Automated email reporting during the COVID-19 Pandemic (July 2020 - Present)
14 Sep 2020Aim: Reduce anxiety, stress, and misinformation during the COVID-19 pandemic by providing consistent reporting in an easily digestible and accessible format. Take in feedback from end-users/consumers, identify areas of improvement.
Introduction
In New York City’s first COVID-19 wave (starting April 2020), I was overwhelmed parsing through new information, news, and data being released about COVID-19. In April, New York Times released their public ongoing repository for COVID-19 data for researchers and officials. Dashboards and visualizations were built and released, but I didn’t find them personable. Instead of a standing resource of high-level information to visit, I was looking for reliable data points on the outbreak to be delivered to me, daily. This is where automated email reporting came into play!
Methods
There were three main R scripts to:
- (1) Load and transform COVID-19 data from NYTimes and JHU.

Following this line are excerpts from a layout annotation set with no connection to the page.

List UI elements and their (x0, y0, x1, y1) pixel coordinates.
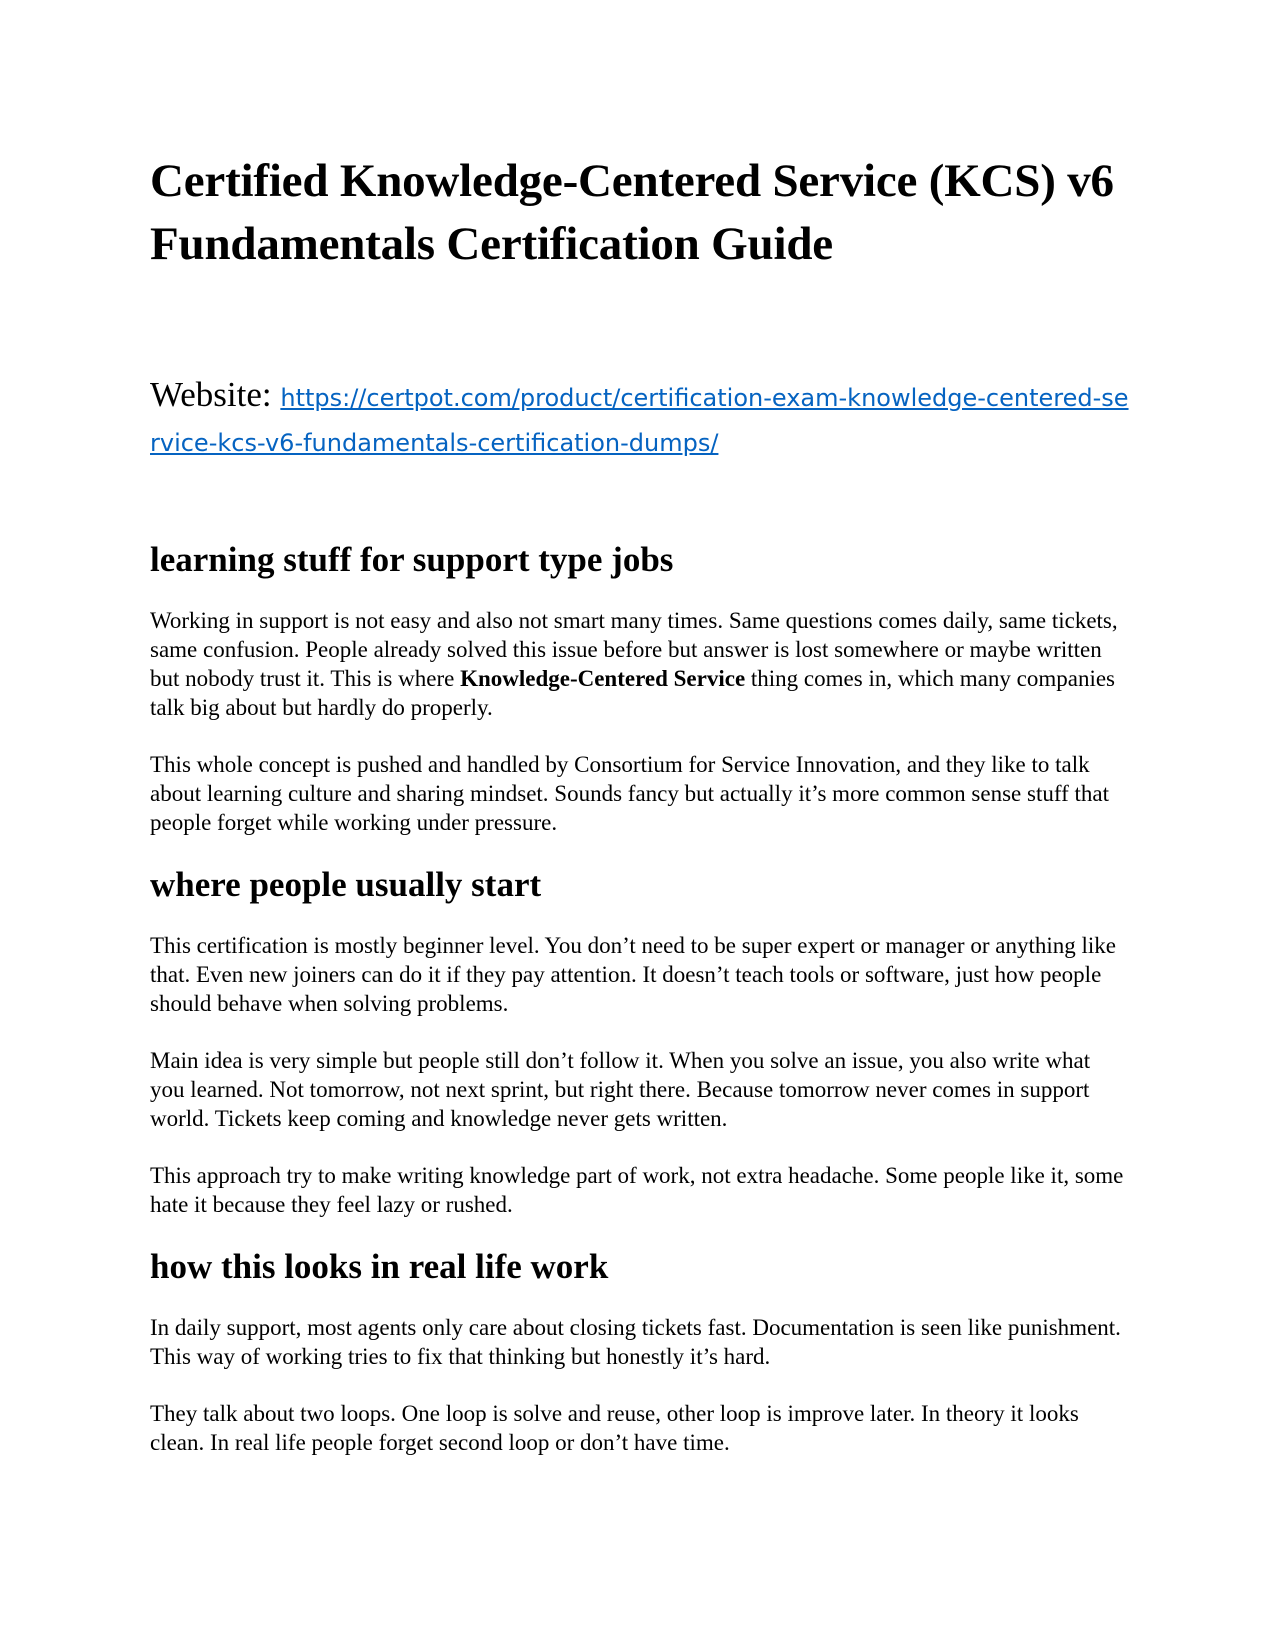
paragraph (150, 606, 1130, 722)
document-page (150, 150, 1130, 1457)
paragraph: In daily support, most agents only care about closing tickets fast. Documentation is seen like punishment. This way of working tries to fix that thinking but honestly it’s hard. (150, 1315, 1121, 1369)
website-line (150, 374, 1130, 464)
paragraph: They talk about two loops. One loop is solve and reuse, other loop is improve later. In theory it looks clean. In real life people forget second loop or don’t have time. (150, 1401, 1079, 1455)
section-heading-learning: learning stuff for support type jobs (150, 540, 674, 579)
section-heading-real-life: how this looks in real life work (150, 1247, 609, 1286)
section-heading-start: where people usually start (150, 865, 542, 904)
website-label: Website: (150, 375, 272, 414)
paragraph: This certification is mostly beginner level. You don’t need to be super expert or manager or anything like that. Even new joiners can do it if they pay attention. It doesn’t teach tools or software, just how people should behave when solving problems. (150, 933, 1116, 1016)
paragraph: This whole concept is pushed and handled by Consortium for Service Innovation, and they like to talk about learning culture and sharing mindset. Sounds fancy but actually it’s more common sense stuff that people forget while working under pressure. (150, 752, 1109, 835)
paragraph-bold-term: Knowledge-Centered Service (460, 666, 746, 691)
document-title: Certified Knowledge-Centered Service (KCS) v6 Fundamentals Certification Guide (150, 155, 1114, 270)
paragraph: This approach try to make writing knowledge part of work, not extra headache. Some people like it, some hate it because they feel lazy or rushed. (150, 1163, 1124, 1217)
paragraph-text: Working in support is not easy and also not smart many times. Same questions comes daily, same tickets, same confusion. People already solved this issue before but answer is lost somewhere or maybe written but nobody trust it. This is where (150, 608, 1118, 691)
paragraph: Main idea is very simple but people still don’t follow it. When you solve an issue, you also write what you learned. Not tomorrow, not next sprint, but right there. Because tomorrow never comes in support world. Tickets keep coming and knowledge never gets written. (150, 1048, 1091, 1131)
paragraph-text: thing comes in, which many companies talk big about but hardly do properly. (150, 666, 1115, 720)
website-link[interactable]: https://certpot.com/product/certification-exam-knowledge-centered-service-kcs-v6-fundamentals-certification-dumps/ (150, 384, 1129, 457)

- (2) Compile tables and plots into report layout using RMarkdown
- (3) Email compiled report to recipients using Blastula package
This email report was sent to ~20+ people interested in receiving daily updates on COVID-19. Recipients were able to provide ongoing feedback to improve the report’s interpretability and content. Edits were made to the main scripts in a staging folder separate from a production folder. I automated the report distribution using my computer’s windows task scheduler which triggered a .bat file and subsequently the “send_email.R” script. Sending an email from R required an email account/provider that allowed third-party access.
Lessons Learned
Here are some of the major lessons learned from this project:
- Delays and issues in uploading information to data sources happen. Set flags within scripts to terminate code when necessary.
- In order to successfully automate a script, consider a cloud-based solution. My local desktop computer’s window task scheduler depends on AC power and wifi/internet connection (the latter for pulling data from github and sending emails). If either of those pieces were missing, the report did not go out.
- Blastula and mailR packages are great options for email distribution via R. I ended up going with Blastula because it was able to render an rmarkdown file which was easier to customize.
Data Sources:
https://github.com/nytimes/covid-19-data
https://github.com/CSSEGISandData/COVID-19
Tools: blastula, dplyr, ggplot2
Also, visit the project on GitHub.
Disclaimer: the opinions expressed and analyses performed are solely my own and do not necessarily reflect the official policy or position of my employer.